Steady-State Drug Exposure of Repeated IV Bolus Administration for a One Compartment Pharmacokinetic Model with Sigmoidal Hill Elimination.

Abstract

Drugs exhibiting nonlinear pharmacokinetics hold significant importance in drug research and development. However, evaluating drug exposure accurately is challenging with the current formulae established for linear pharmacokinetics. This article aims to investigate the steady-state drug exposure for a one-compartment pharmacokinetic (PK) model with sigmoidal Hill elimination, focusing on three key topics: the comparison between steady-state drug exposure of repeated intravenous (IV) bolus ( ${\text{AUC}}_{\mathrm{ss}}$ ) and total drug exposure after a single IV bolus ( ${\text{AUC}}_{0-\infty }$ ); the evolution of steady-state drug concentration with varying dosing frequencies; and the control of drug pharmacokinetics in multiple-dose therapeutic scenarios.
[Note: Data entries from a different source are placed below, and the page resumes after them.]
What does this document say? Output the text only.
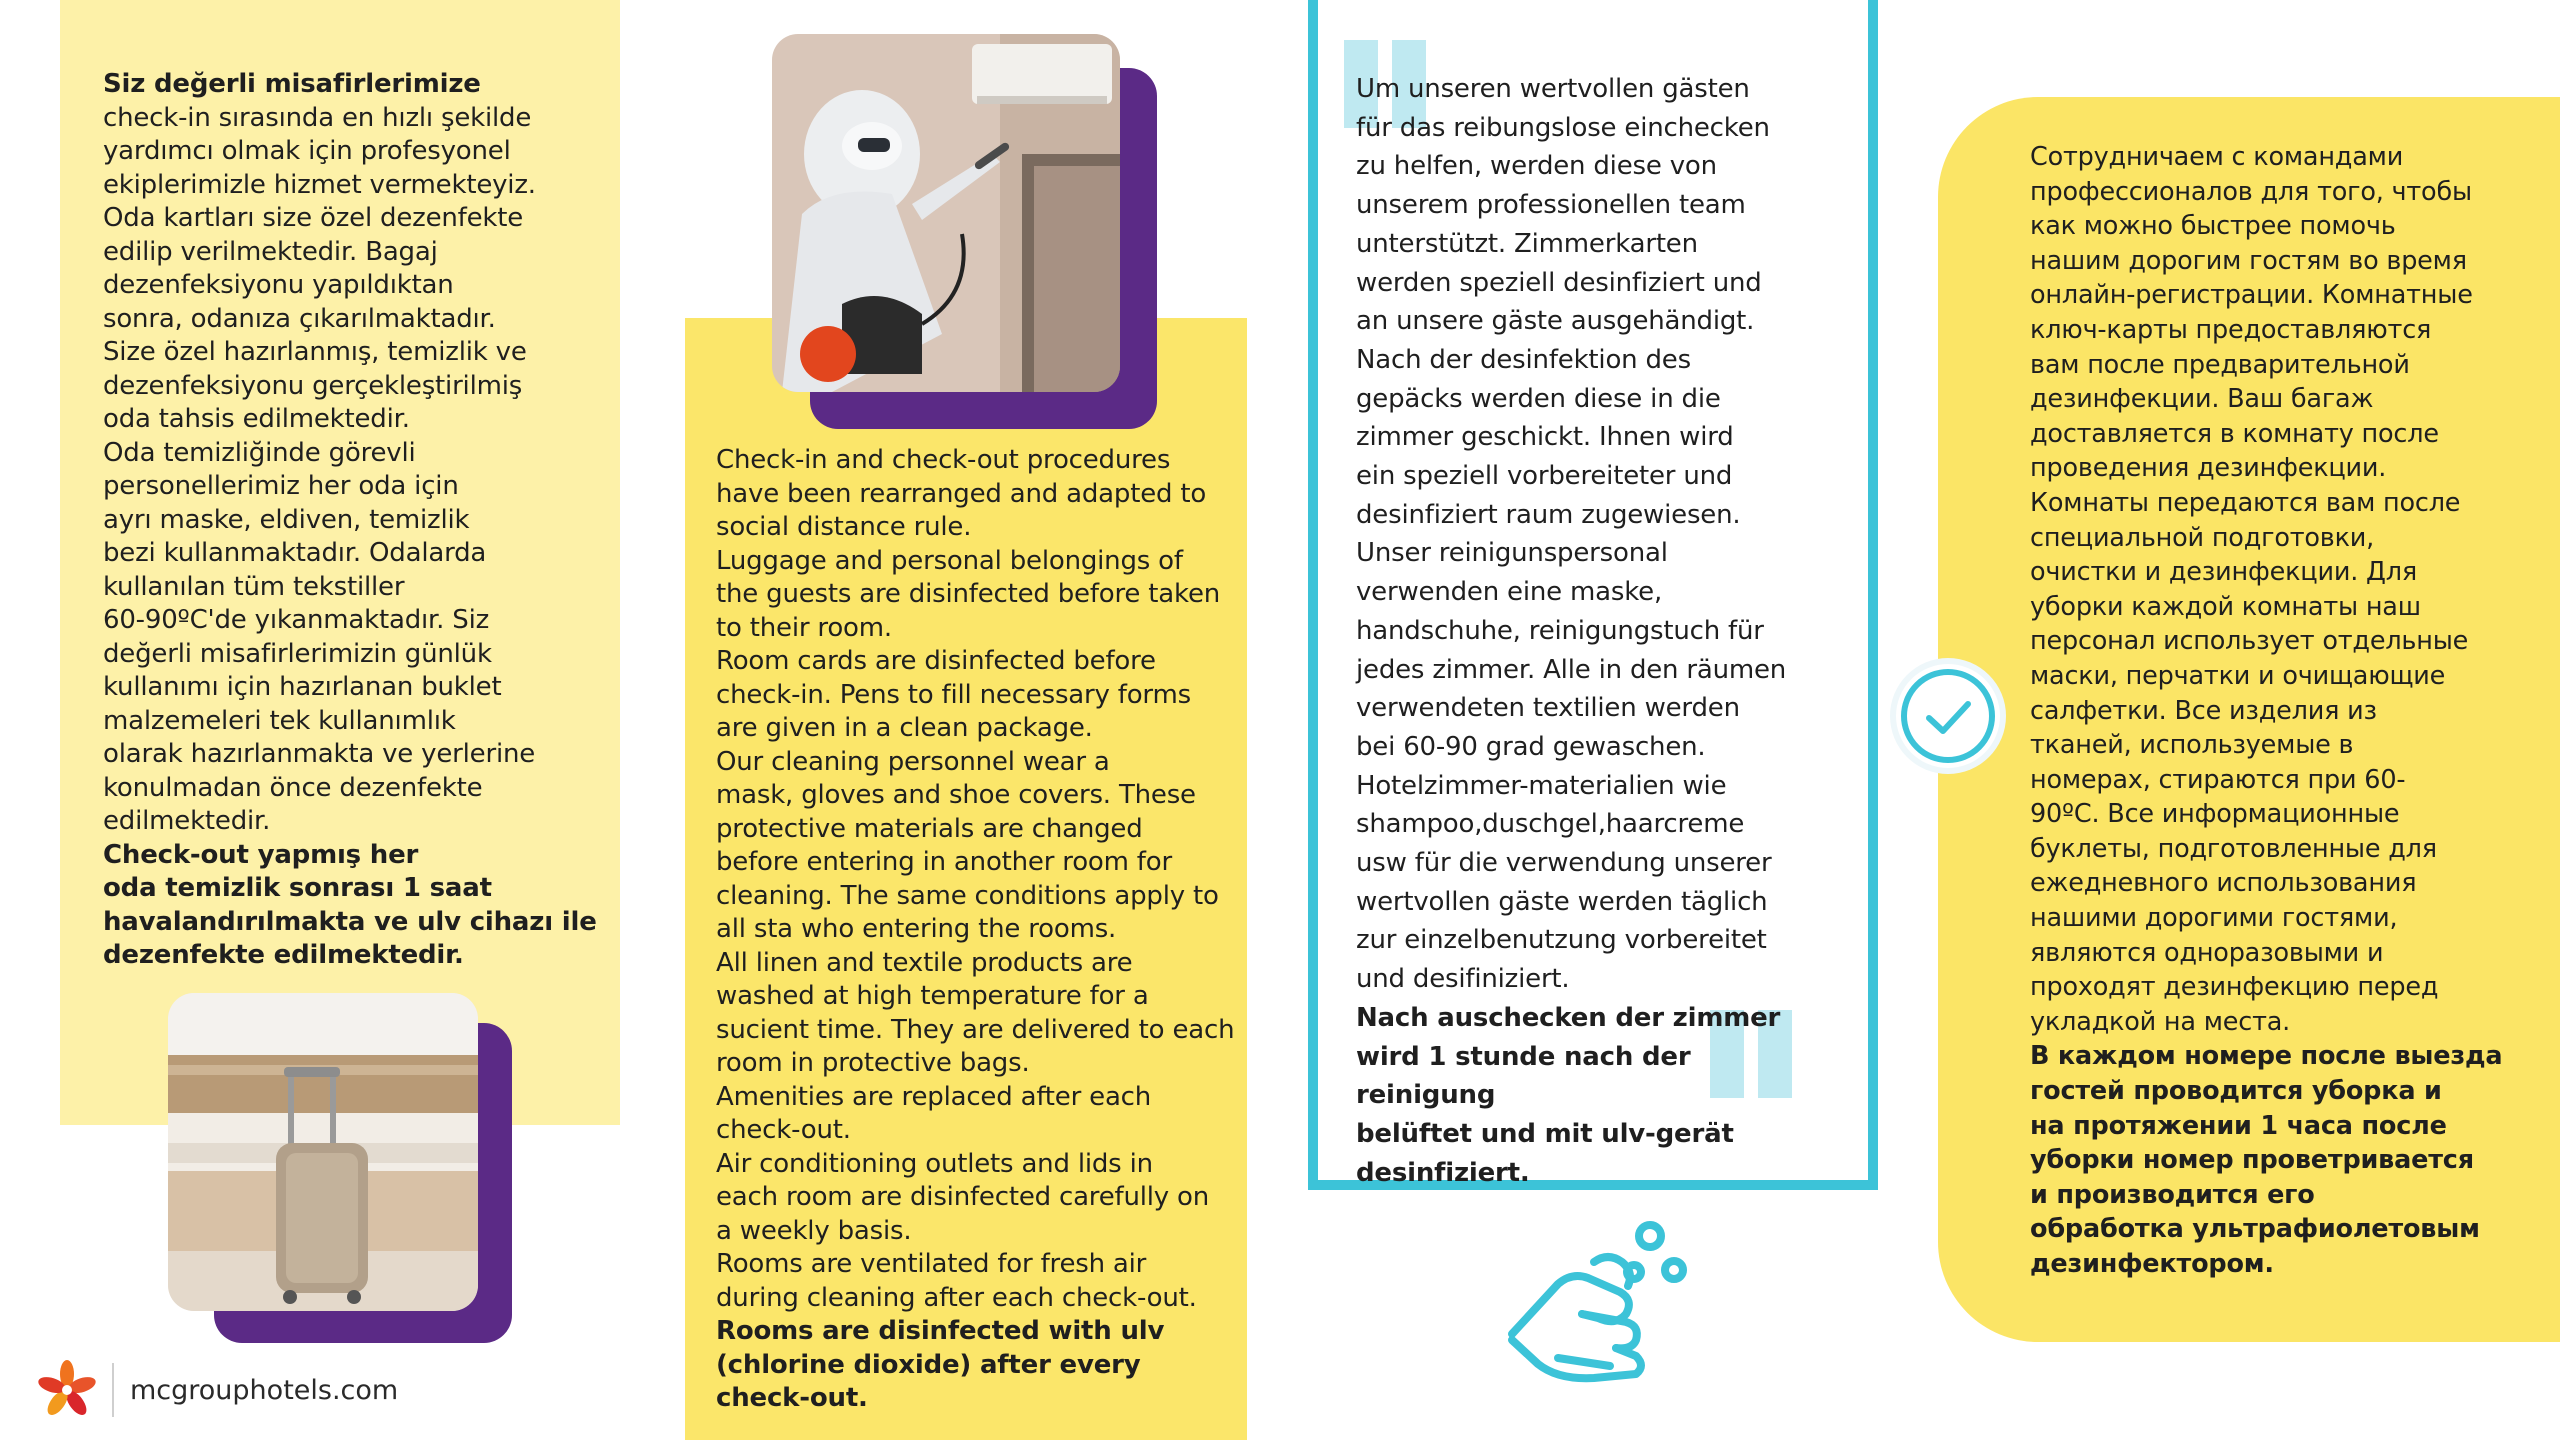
Siz değerli misafirlerimize

check-in sırasında en hızlı şekilde
yardımcı olmak için profesyonel
ekiplerimizle hizmet vermekteyiz.
Oda kartları size özel dezenfekte
edilip verilmektedir. Bagaj
dezenfeksiyonu yapıldıktan
sonra, odanıza çıkarılmaktadır.
Size özel hazırlanmış, temizlik ve
dezenfeksiyonu gerçekleştirilmiş
oda tahsis edilmektedir.
Oda temizliğinde görevli
personellerimiz her oda için
ayrı maske, eldiven, temizlik
bezi kullanmaktadır. Odalarda
kullanılan tüm tekstiller
60-90ºC'de yıkanmaktadır. Siz
değerli misafirlerimizin günlük
kullanımı için hazırlanan buklet
malzemeleri tek kullanımlık
olarak hazırlanmakta ve yerlerine
konulmadan önce dezenfekte
edilmektedir.

Check-out yapmış her
oda temizlik sonrası 1 saat
havalandırılmakta ve ulv cihazı ile
dezenfekte edilmektedir.

Check-in and check-out procedures
have been rearranged and adapted to
social distance rule.
Luggage and personal belongings of
the guests are disinfected before taken
to their room.
Room cards are disinfected before
check-in. Pens to fill necessary forms
are given in a clean package.
Our cleaning personnel wear a
mask, gloves and shoe covers. These
protective materials are changed
before entering in another room for
cleaning. The same conditions apply to
all sta who entering the rooms.
All linen and textile products are
washed at high temperature for a
sucient time. They are delivered to each
room in protective bags.
Amenities are replaced after each
check-out.
Air conditioning outlets and lids in
each room are disinfected carefully on
a weekly basis.
Rooms are ventilated for fresh air
during cleaning after each check-out.

Rooms are disinfected with ulv
(chlorine dioxide) after every check-out.

Um unseren wertvollen gästen
für das reibungslose einchecken
zu helfen, werden diese von
unserem professionellen team
unterstützt. Zimmerkarten
werden speziell desinfiziert und
an unsere gäste ausgehändigt.
Nach der desinfektion des
gepäcks werden diese in die
zimmer geschickt. Ihnen wird
ein speziell vorbereiteter und
desinfiziert raum zugewiesen.
Unser reinigunspersonal
verwenden eine maske,
handschuhe, reinigungstuch für
jedes zimmer. Alle in den räumen
verwendeten textilien werden
bei 60-90 grad gewaschen.
Hotelzimmer-materialien wie
shampoo,duschgel,haarcreme
usw für die verwendung unserer
wertvollen gäste werden täglich
zur einzelbenutzung vorbereitet
und desifiniziert.

Nach auschecken der zimmer
wird 1 stunde nach der reinigung
belüftet und mit ulv-gerät
desinfiziert.

Сотрудничаем с командами
профессионалов для того, чтобы
как можно быстрее помочь
нашим дорогим гостям во время
онлайн-регистрации. Комнатные
ключ-карты предоставляются
вам после предварительной
дезинфекции. Ваш багаж
доставляется в комнату после
проведения дезинфекции.
Комнаты передаются вам после
специальной подготовки,
очистки и дезинфекции. Для
уборки каждой комнаты наш
персонал использует отдельные
маски, перчатки и очищающие
салфетки. Все изделия из
тканей, используемые в
номерах, стираются при 60-
90ºC. Все информационные
буклеты, подготовленные для
ежедневного использования
нашими дорогими гостями,
являются одноразовыми и
проходят дезинфекцию перед
укладкой на места.

В каждом номере после выезда
гостей проводится уборка и
на протяжении 1 часа после
уборки номер проветривается
и производится его
обработка ультрафиолетовым
дезинфектором.

mcgrouphotels.com
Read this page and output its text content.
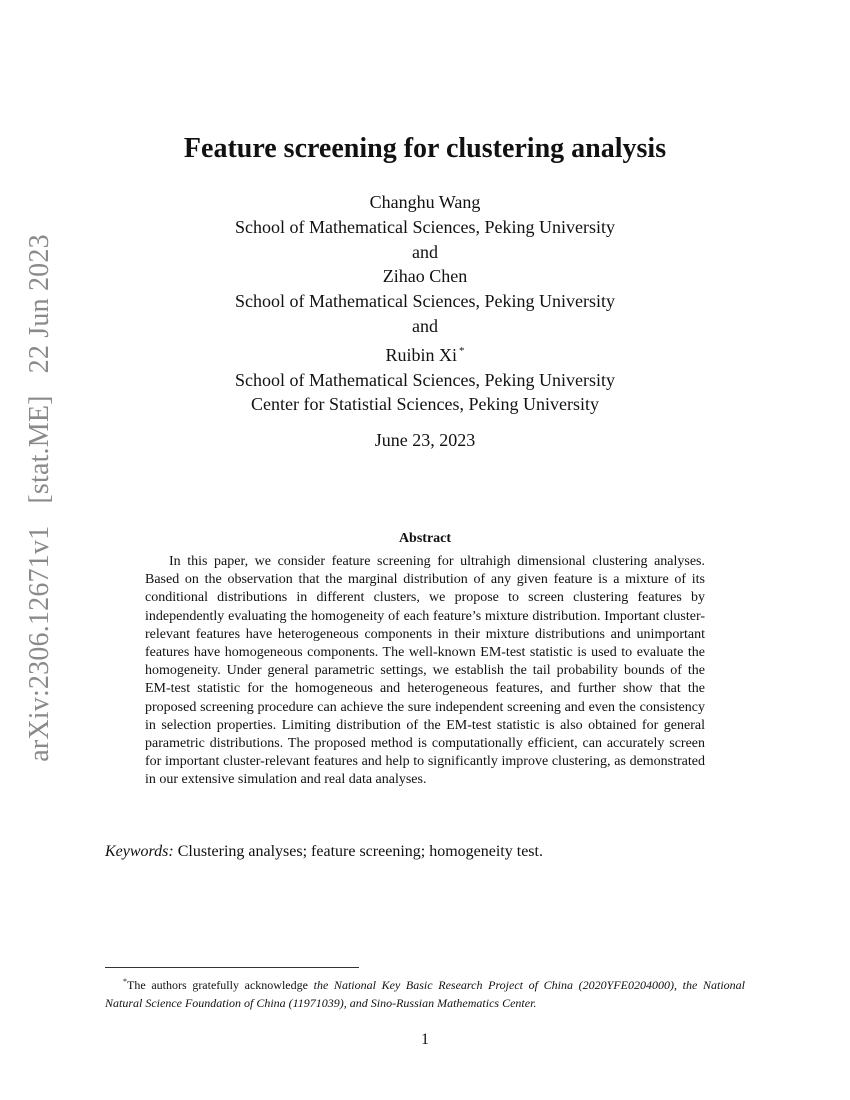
arXiv:2306.12671v1[stat.ME]22 Jun 2023
Feature screening for clustering analysis
Changhu Wang
School of Mathematical Sciences, Peking University
and
Zihao Chen
School of Mathematical Sciences, Peking University
and
Ruibin Xi *
School of Mathematical Sciences, Peking University
Center for Statistial Sciences, Peking University
June 23, 2023
Abstract
In this paper, we consider feature screening for ultrahigh dimensional clustering analyses. Based on the observation that the marginal distribution of any given feature is a mixture of its conditional distributions in different clusters, we propose to screen clustering features by independently evaluating the homogeneity of each feature’s mixture distribution. Important cluster-relevant features have heterogeneous components in their mixture distributions and unimportant features have homogeneous components. The well-known EM-test statistic is used to evaluate the homogeneity. Under general parametric settings, we establish the tail probability bounds of the EM-test statistic for the homogeneous and heterogeneous features, and further show that the proposed screening procedure can achieve the sure independent screening and even the consistency in selection properties. Limiting distribution of the EM-test statistic is also obtained for general parametric distributions. The proposed method is computationally efficient, can accurately screen for important cluster-relevant features and help to significantly improve clustering, as demonstrated in our extensive simulation and real data analyses.
Keywords: Clustering analyses; feature screening; homogeneity test.
*The authors gratefully acknowledge the National Key Basic Research Project of China (2020YFE0204000), the National Natural Science Foundation of China (11971039), and Sino-Russian Mathematics Center.
1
For the first topic, we established conditions for the existence of ${\text{AUC}}_{\mathrm{ss}}$ , derived an explicit formula for its calculation, and compared it with ${\text{AUC}}_{0-\infty }$ . For the second, we identified the trending properties of steady-state average and trough concentrations concerning dosing frequency. For the third, we developed formulae to compute dose and dosing time for both regular and irregular dosing scenarios. As an example, our findings were applied to a real drug model of progesterone used in lactating dairy cows. In conclusion, these results provide a theoretical foundation for designing rational dosage regimens and conducting therapeutic trials.